Among our study's limitations are its reliance on modelled air pollution levels at 1 × 1 km resolution, which will have led to imperfect exposure classification especially for the more spatially-varying pollutants such as NO₂. However, this is the optimally best available data to construct the proxy of life-long exposure to studied air pollution among more than 13 thousands children who reside across the UK. Although we cannot exclude the possibility of misclassification of air pollution exposure, any misclassification would be nondifferential, moving the effect estimates toward the null. In that sense, our estimates of air pollution impacts could be underestimated. Moreover, changes in pollutant modelling methods over time meant that we were unable to analyse changes in cognitive ability specifically in relation to changes in pollutant concentrations (confining analyses instead to spatial differences in cumulative lifetime exposure from birth). We also were unable to construct estimates of prenatal exposure, which is a gap as prenatal exposure may be relatively important for cognitive development (Harris et al 2015, Porta et al 2016). Furthermore, we did not have data on other potentially important environmental factors including green space (Dadvand et al 2015, 2017, 2018), noise (Sunyer et al 2015) and indoor air quality and/or dampness (Sunyer et al 2015, Midouhas et al 2018). Aircraft noise has been shown to be associated with impaired cognitive development of school-aged children (Stansfeld et al 2005) and it is likely other forms of environmental noise would also be detrimental. Finally, the current paper describes limited sensitivity analysis, apart from exploration of two sets of covariates in a minimum adjusted model and a further adjusted model by crucial individual and family determinants with relaxed concerns of collinearity based on the empirical evidence (Chowdry et al 2010), and examination of the potential (but less likely to impact extensively, given marginal environmental impacts in general) effect modification (not reported). Further model identification to disentangle complicated individual, social and environmental factors is expected (Zivin and Neidell 2013, Zhang et al 2018).
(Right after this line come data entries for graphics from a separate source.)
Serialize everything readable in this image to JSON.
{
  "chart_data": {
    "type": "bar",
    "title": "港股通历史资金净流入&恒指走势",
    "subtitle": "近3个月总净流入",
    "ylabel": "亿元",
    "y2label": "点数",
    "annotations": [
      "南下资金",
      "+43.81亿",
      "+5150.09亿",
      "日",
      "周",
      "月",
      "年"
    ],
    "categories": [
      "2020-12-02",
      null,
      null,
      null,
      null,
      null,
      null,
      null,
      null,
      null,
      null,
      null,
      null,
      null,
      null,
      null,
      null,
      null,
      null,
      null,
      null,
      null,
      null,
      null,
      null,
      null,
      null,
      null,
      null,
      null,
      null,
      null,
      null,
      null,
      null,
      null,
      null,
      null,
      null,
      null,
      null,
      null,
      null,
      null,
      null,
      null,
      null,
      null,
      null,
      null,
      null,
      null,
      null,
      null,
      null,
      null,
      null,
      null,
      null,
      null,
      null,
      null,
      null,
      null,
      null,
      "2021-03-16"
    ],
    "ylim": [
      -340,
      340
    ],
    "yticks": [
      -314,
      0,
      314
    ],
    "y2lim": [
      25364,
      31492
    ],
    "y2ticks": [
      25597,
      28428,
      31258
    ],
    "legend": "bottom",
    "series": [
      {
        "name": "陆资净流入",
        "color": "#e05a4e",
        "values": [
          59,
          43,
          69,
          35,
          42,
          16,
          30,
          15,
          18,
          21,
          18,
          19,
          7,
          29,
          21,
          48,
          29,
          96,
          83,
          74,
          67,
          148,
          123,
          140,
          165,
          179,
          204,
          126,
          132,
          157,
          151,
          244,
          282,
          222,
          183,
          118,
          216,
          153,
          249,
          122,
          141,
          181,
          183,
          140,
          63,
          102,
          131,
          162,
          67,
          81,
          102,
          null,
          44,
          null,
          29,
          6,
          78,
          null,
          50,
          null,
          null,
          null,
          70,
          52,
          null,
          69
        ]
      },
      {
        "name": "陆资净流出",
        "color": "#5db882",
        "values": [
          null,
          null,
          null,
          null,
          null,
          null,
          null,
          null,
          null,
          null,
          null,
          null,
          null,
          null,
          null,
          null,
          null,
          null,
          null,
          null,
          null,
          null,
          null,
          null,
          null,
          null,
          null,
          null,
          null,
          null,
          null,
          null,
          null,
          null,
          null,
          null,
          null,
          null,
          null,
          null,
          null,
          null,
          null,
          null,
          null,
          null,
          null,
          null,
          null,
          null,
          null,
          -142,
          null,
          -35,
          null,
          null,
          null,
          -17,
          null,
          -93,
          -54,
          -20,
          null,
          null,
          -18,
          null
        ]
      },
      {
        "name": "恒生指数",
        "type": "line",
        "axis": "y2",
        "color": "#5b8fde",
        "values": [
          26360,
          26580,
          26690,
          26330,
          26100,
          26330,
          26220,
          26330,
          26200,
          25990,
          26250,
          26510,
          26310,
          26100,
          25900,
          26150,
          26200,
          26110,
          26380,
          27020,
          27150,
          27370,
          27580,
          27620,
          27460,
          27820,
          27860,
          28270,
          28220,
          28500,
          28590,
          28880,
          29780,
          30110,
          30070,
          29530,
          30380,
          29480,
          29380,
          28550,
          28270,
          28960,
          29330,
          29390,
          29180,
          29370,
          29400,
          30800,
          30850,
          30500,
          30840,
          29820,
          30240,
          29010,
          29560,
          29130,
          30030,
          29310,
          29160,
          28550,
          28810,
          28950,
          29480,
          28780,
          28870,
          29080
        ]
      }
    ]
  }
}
In conclusion, our results provide further but mixed evidence for the detrimental impact on air pollutants on cognitive development in early childhood, which is broadly consistent with other published research and mechanistic evidence. It adds to the weight to calls for policy action to reduce air pollution exposure, especially for vulnerable groups such as children, but further work is needed to characterize risks with greater certainty, including in relation to specific pollutants and the critical periods of exposure.